National Democrats have continued backing him anyway. Sen. Elizabeth Warren endorsed him. Rep. Ro Khanna scheduled a rally with him. The party apparatus looked at the Nazi tattoo, the explicit messages, the contempt for rural voters, and the abuse allegation from an ex-girlfriend — one woman said Platner twisted her arm and locked her in a room, which he denied — and concluded this was their best shot at unseating five-term Republican Sen. Susan Collins.
Collins, for her part, has taken the lead in recent polling after trailing Platner earlier in the cycle. The Democrat's scandal avalanche has done what Republican campaign ads alone might not have managed.
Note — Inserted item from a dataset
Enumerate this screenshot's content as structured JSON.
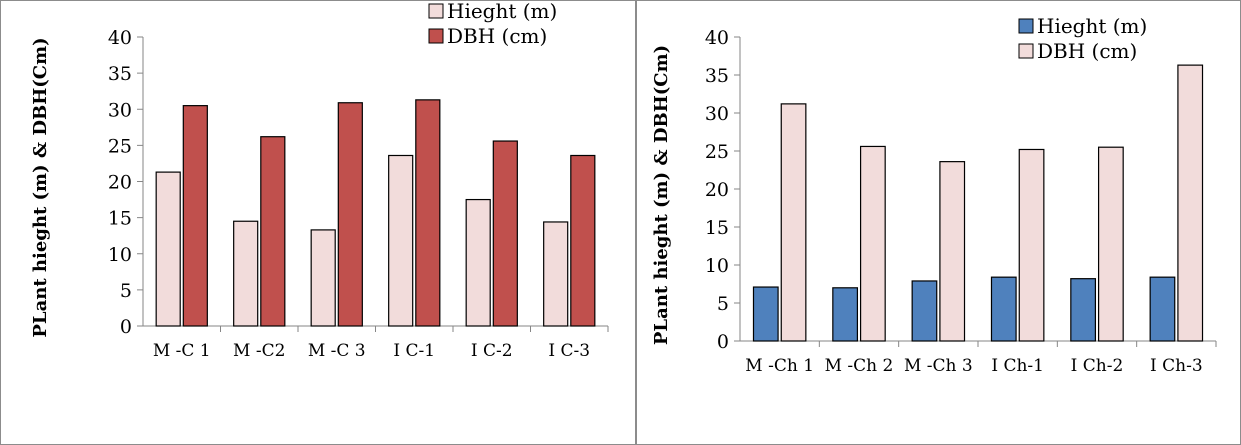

Platner defeated Gov. Janet Mills for the nomination after Mills dropped out in late April, clearing a path that looked wide open at the time. The primary landslide was supposed to signal momentum. Instead, it's starting to look like Democrats simply didn't have a backup plan, and the guy they went all-in on turns out to have a closet roughly the size of a warehouse.
The unreleased Q2 fundraising numbers may be the most telling detail. Candidates who raise strong money release those figures early to generate positive coverage. Candidates who sit on them are usually hoping nobody notices. In Platner's case, the silence suggests donors are doing what voters in the polling booth haven't had the chance to do yet.
Several unverified reports on X suggest new opposition research is set to drop this week. Nobody in Platner's camp has specified what it might contain, and nobody in Platner's camp has denied it exists.
Three cancelled town halls. No fundraising numbers. A prediction market pricing in collapse. And a campaign spokesperson whose best explanation is that the candidate is "not feeling well."
That might be the first honest thing anyone on the Platner campaign has said all year.